Beta alanine is the rate limiting precursor to carnosine. This means the amount of beta alanine in your system will determine the amount of carnosine you can produce. But why is carnosine important? Carnosine is an intracellular ph. buffer in your muscle cells. When you work out, and ATP is used there is a release of hydrogen ions (H+) that will drop overall ph. of the muscles. Carnosine will help absorb H+ in order to keep your muscles more neutral ph. to allow physical performance to remain at peak levels longer.

            Training Benefits

What does all this mean for your training? Beta alanine will allow you to push yourself slightly longer and slightly stronger both aerobically and anaerobically. The key word in the previous statement is slightly, this is not a miracle supplement that is going to turn you into a machine. However if you are someone who is looking to try and push themselves farther this can help you do it.

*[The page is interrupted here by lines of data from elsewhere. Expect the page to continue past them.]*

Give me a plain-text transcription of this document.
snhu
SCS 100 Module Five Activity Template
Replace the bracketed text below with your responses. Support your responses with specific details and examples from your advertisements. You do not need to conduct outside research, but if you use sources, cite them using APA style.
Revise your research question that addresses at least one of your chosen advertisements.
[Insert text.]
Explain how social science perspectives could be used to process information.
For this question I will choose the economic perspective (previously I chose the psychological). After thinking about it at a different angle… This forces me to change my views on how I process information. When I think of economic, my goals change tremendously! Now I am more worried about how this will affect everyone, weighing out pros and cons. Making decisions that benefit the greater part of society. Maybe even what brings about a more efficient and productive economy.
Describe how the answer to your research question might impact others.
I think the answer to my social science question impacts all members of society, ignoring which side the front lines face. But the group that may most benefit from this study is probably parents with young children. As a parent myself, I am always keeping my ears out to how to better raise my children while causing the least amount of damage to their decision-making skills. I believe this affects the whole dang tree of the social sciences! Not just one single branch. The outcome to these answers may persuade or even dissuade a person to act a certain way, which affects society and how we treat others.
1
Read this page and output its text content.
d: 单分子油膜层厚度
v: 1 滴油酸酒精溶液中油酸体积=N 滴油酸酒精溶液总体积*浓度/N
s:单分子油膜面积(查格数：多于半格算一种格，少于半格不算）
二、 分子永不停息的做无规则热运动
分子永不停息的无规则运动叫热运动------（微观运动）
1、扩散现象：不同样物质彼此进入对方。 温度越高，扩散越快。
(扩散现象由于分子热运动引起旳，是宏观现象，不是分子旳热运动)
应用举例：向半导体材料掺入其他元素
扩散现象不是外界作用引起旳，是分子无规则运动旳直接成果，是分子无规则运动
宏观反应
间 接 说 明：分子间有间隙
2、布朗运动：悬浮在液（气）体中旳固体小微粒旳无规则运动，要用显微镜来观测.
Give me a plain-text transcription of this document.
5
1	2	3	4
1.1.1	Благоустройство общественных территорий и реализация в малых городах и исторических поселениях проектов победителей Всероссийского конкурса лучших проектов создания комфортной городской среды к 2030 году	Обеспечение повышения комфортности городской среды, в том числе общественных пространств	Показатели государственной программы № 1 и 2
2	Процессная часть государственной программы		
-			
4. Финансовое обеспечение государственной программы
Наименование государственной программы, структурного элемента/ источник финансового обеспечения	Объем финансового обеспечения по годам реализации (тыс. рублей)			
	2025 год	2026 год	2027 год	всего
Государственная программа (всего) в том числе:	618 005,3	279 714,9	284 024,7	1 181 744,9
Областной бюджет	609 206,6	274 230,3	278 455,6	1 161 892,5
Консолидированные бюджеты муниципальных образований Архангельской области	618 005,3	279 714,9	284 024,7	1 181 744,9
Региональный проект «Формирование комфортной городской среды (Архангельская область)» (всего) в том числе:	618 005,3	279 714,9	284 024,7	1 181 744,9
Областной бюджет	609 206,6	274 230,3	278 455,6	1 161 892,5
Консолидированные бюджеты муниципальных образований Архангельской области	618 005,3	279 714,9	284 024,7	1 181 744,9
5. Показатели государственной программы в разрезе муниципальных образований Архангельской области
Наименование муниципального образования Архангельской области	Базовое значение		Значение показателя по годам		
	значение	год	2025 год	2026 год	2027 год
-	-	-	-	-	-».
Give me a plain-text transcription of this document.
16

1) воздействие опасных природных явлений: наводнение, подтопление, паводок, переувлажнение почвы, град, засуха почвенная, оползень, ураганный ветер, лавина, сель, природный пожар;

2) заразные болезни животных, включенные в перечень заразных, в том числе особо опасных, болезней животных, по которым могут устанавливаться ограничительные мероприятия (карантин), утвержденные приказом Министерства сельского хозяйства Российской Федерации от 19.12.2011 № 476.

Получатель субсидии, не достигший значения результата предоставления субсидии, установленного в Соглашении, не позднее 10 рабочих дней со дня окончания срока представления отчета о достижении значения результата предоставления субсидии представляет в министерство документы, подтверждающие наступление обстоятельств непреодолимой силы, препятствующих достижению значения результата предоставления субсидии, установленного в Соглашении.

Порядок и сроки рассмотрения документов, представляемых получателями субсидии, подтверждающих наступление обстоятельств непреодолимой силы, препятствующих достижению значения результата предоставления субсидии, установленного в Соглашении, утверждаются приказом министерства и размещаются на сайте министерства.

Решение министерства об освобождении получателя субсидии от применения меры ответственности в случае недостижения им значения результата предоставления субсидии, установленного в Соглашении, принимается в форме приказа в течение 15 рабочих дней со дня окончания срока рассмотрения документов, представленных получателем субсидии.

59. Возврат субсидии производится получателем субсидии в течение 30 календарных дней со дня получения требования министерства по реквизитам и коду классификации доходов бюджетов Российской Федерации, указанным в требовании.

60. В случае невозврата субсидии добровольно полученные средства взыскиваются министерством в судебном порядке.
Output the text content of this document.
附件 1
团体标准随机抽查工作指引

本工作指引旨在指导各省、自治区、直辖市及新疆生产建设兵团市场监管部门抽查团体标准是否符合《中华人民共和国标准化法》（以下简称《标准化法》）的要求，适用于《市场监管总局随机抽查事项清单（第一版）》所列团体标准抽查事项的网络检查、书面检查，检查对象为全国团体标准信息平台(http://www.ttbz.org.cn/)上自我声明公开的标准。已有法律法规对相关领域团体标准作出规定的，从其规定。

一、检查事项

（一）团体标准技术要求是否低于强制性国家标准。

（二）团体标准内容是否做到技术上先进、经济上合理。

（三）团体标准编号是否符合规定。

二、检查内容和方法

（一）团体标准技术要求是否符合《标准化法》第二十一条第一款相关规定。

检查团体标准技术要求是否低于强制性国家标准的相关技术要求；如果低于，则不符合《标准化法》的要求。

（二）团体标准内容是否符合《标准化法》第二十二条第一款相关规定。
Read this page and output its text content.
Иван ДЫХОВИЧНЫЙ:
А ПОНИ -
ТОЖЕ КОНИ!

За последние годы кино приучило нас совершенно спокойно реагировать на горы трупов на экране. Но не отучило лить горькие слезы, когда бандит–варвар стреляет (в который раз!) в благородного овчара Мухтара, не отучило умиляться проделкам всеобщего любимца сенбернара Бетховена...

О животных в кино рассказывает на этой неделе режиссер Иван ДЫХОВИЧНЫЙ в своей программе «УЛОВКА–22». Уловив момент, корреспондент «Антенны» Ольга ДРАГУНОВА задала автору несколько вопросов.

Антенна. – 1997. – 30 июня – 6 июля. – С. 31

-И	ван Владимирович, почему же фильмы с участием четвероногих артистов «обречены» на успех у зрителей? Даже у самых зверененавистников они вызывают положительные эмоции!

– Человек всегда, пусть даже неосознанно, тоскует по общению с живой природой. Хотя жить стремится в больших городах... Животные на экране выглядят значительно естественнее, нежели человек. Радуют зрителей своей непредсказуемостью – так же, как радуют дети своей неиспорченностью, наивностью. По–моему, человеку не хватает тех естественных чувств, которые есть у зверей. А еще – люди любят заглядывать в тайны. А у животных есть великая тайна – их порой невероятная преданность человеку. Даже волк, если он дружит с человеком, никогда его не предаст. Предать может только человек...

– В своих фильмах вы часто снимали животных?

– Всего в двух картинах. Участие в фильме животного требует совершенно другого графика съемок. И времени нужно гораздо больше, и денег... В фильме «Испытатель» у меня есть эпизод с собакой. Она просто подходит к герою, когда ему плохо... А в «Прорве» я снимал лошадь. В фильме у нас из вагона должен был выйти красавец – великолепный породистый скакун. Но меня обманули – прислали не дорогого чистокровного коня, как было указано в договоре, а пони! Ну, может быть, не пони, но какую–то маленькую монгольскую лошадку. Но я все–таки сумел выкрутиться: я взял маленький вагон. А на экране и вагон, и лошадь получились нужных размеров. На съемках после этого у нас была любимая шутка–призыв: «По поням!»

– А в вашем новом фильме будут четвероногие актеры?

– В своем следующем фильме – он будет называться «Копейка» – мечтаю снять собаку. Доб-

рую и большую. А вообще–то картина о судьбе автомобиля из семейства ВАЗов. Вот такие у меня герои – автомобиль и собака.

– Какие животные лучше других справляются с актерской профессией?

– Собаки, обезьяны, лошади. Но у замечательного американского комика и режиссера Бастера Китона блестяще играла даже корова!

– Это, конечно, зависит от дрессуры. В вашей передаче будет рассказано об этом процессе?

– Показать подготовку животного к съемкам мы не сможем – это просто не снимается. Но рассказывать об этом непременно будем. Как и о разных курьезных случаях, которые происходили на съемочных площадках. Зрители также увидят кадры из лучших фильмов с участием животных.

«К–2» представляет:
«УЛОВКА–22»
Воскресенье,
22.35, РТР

            Dosing/ Side effects

Now that we know beta-alanine can be a very beneficial supplement to add into your supplement stack, we now need to know the dosing and potential side effects. The major side effect people tend to feel is paresthesia. What this simple is, is the pins and needles feeling or the prickly sensation. Often times this is felt in the face, ears or nose, and also in the finger tips. Long term effects are yet to be determined due to the fact that it is a relatively new supplement. This is something important to keep in mind before deciding to use beta-alanine. In terms of dosing for beta-alanine most studies have seen results when using 2-5 grams. An important note is if the paresthesia feeling is too strong you can see the same benefits if you break up your servings throughout the day.

Working Together

To sum everything up, creatine will allow a person to regenerate energy more quickly than they would normally be able to. While beta alanine will allow a person’s muscles to remain at an optimum ph. For a longer period of time. If you are someone who is looking to workout harder, these two supplements will not do the hard work for you, but they can assist you in reaching your goals. Important Note: These two supplements do not have acute effects, meaning that you do need to take them regularly to see their desired effects.